Division of Plastic Surgery, Northwestern Feinberg School of Medicine and Neural Engineering Center for Artificial Limbs, 675 N St Clair, Suite 19-250, Chicago, IL, 60610, USA.
Clin Orthop Relat Res. 2014 Oct;472(10):2984-90. doi: 10.1007/s11999-014-3528-7.
Postamputation neuroma pain can prevent comfortable prosthesis wear in patients with limb amputations, and currently available treatments are not consistently effective. Targeted muscle reinnervation (TMR) is a decade-old technique that employs a series of novel nerve transfers to permit intuitive control of upper-limb prostheses. Clinical experience suggests that it may also serve as an effective therapy for postamputation neuroma pain; however, this has not been explicitly studied.
QUESTIONS/PURPOSES: We evaluated the effect of TMR on residual limb neuroma pain in upper-extremity amputees.
We conducted a retrospective medical record review of all 28 patients treated with TMR from 2002 to 2012 at Northwestern Memorial Hospital/Rehabilitation Institute of Chicago (Chicago, IL, USA) and San Antonio Military Medical Center (San Antonio, TX, USA). Twenty-six of 28 patients had sufficient (> 6 months) followup for study inclusion. The amputation levels were shoulder disarticulation (10 patients) and transhumeral (16 patients). All patients underwent TMR for the primary purpose of improved myoelectric control.
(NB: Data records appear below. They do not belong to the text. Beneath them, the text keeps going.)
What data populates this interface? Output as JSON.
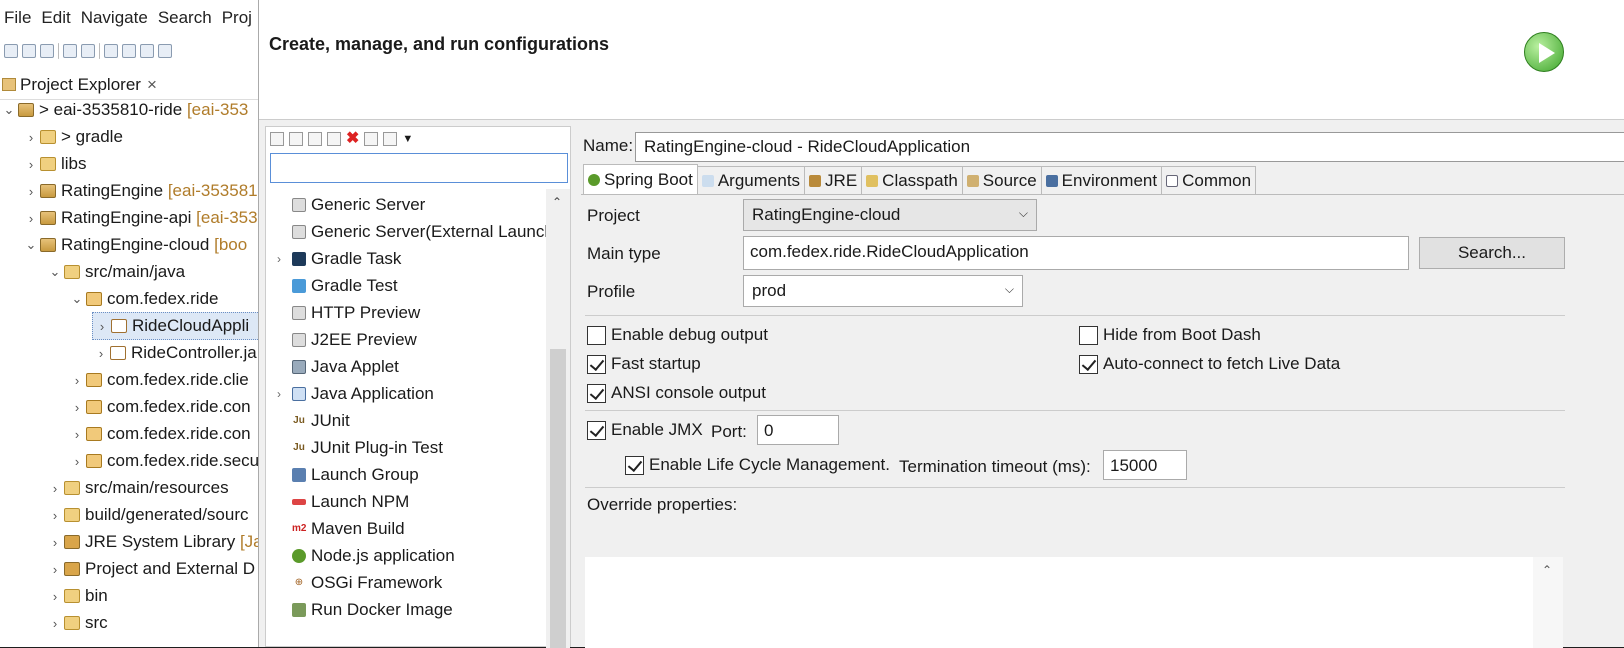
{
  "eclipse": {
    "menu": [
      "File",
      "Edit",
      "Navigate",
      "Search",
      "Proj"
    ],
    "explorer_tab": "Project Explorer",
    "explorer_close": "×",
    "tree": [
      {
        "label": "> eai-3535810-ride",
        "decor": "[eai-353"
      },
      {
        "label": "> gradle",
        "decor": ""
      },
      {
        "label": "libs",
        "decor": ""
      },
      {
        "label": "RatingEngine",
        "decor": "[eai-353581"
      },
      {
        "label": "RatingEngine-api",
        "decor": "[eai-353"
      },
      {
        "label": "RatingEngine-cloud",
        "decor": "[boo"
      },
      {
        "label": "src/main/java",
        "decor": ""
      },
      {
        "label": "com.fedex.ride",
        "decor": ""
      },
      {
        "label": "RideCloudAppli",
        "decor": ""
      },
      {
        "label": "RideController.ja",
        "decor": ""
      },
      {
        "label": "com.fedex.ride.clie",
        "decor": ""
      },
      {
        "label": "com.fedex.ride.con",
        "decor": ""
      },
      {
        "label": "com.fedex.ride.con",
        "decor": ""
      },
      {
        "label": "com.fedex.ride.secu",
        "decor": ""
      },
      {
        "label": "src/main/resources",
        "decor": ""
      },
      {
        "label": "build/generated/sourc",
        "decor": ""
      },
      {
        "label": "JRE System Library",
        "decor": "[Jav"
      },
      {
        "label": "Project and External D",
        "decor": ""
      },
      {
        "label": "bin",
        "decor": ""
      },
      {
        "label": "src",
        "decor": ""
      }
    ]
  },
  "dialog": {
    "title": "Create, manage, and run configurations",
    "filter_placeholder": "",
    "config_types": [
      "Generic Server",
      "Generic Server(External Launch",
      "Gradle Task",
      "Gradle Test",
      "HTTP Preview",
      "J2EE Preview",
      "Java Applet",
      "Java Application",
      "JUnit",
      "JUnit Plug-in Test",
      "Launch Group",
      "Launch NPM",
      "Maven Build",
      "Node.js application",
      "OSGi Framework",
      "Run Docker Image"
    ],
    "name_label": "Name:",
    "name_value": "RatingEngine-cloud - RideCloudApplication",
    "tabs": [
      "Spring Boot",
      "Arguments",
      "JRE",
      "Classpath",
      "Source",
      "Environment",
      "Common"
    ],
    "project_label": "Project",
    "project_value": "RatingEngine-cloud",
    "main_type_label": "Main type",
    "main_type_value": "com.fedex.ride.RideCloudApplication",
    "search_button": "Search...",
    "profile_label": "Profile",
    "profile_value": "prod",
    "options": {
      "enable_debug": {
        "label": "Enable debug output",
        "checked": false
      },
      "hide_from_boot_dash": {
        "label": "Hide from Boot Dash",
        "checked": false
      },
      "fast_startup": {
        "label": "Fast startup",
        "checked": true
      },
      "auto_connect": {
        "label": "Auto-connect to fetch Live Data",
        "checked": true
      },
      "ansi_console": {
        "label": "ANSI console output",
        "checked": true
      },
      "enable_jmx": {
        "label": "Enable JMX",
        "checked": true
      },
      "lifecycle": {
        "label": "Enable Life Cycle Management.",
        "checked": true
      }
    },
    "port_label": "Port:",
    "port_value": "0",
    "termination_label": "Termination timeout (ms):",
    "termination_value": "15000",
    "override_label": "Override properties:"
  },
  "colors": {
    "accent": "#5a8fd8",
    "run_green": "#3da42a"
  }
}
Of the 26 patients included in the study, 15 patients had evidence of postamputation neuroma pain before undergoing TMR.
Of the 15 patients presenting with neuroma pain before TMR, 14 experienced complete resolution of pain in the transferred nerves, and the remaining patient's pain improved (though did not resolve). None of the patients who presented without evidence of postamputation neuroma pain developed neuroma pain after the TMR procedure. All 26 patients were fitted with a prosthesis, and 23 of the 26 patients were able to operate a TMR-controlled prosthesis.
None of the 26 patients who underwent TMR demonstrated evidence of new neuroma pain after the procedure, and all but one of the 15 patients who presented with preoperative neuroma pain experienced complete relief of pain in the distribution of the transferred nerves. TMR offers a novel and potentially more effective therapy for the management of neuroma pain after limb amputation.
截肢后的神经瘤疼痛会妨碍患者佩戴舒适的假肢,而目前可用的治疗方法并不总是有效。靶向肌肉再神经支配(TMR)是一种有十年历史的技术,它采用一系列新的神经转移来实现对上肢假肢的直观控制。临床经验表明,它也可能是治疗截肢后神经瘤疼痛的有效方法;然而,这并没有得到明确的研究。
问题/目的:我们评估了 TMR 对上肢截肢患者残肢神经瘤疼痛的影响。
我们对 2002 年至 2012 年期间在西北纪念医院/芝加哥康复研究所(芝加哥,IL,美国)和圣安东尼奥军事医疗中心(圣安东尼奥,TX,美国)接受 TMR 治疗的 28 名患者的医疗记录进行了回顾性研究。28 名患者中有 26 名患者的随访时间超过 6 个月,符合研究纳入标准。截肢部位为肩关节离断(10 例)和肱骨离断(16 例)。所有患者均因改善肌电控制而接受 TMR 治疗。在纳入研究的 26 名患者中,15 名患者在接受 TMR 前有神经瘤疼痛的证据。
在接受 TMR 前有神经瘤疼痛的 15 名患者中,14 名患者在转移神经中完全缓解疼痛,其余患者的疼痛有所改善(尽管未完全缓解)。在接受 TMR 手术后,没有出现新的神经瘤疼痛的患者。所有 26 名患者都配备了假肢,26 名患者中有 23 名能够操作 TMR 控制的假肢。
在接受 TMR 治疗的 26 名患者中,没有出现新的神经瘤疼痛的证据,在接受 TMR 治疗前有神经瘤疼痛的 15 名患者中,除 1 名患者外,其余患者转移神经分布区的疼痛完全缓解。TMR 为治疗肢体截肢后的神经瘤疼痛提供了一种新的、潜在更有效的治疗方法。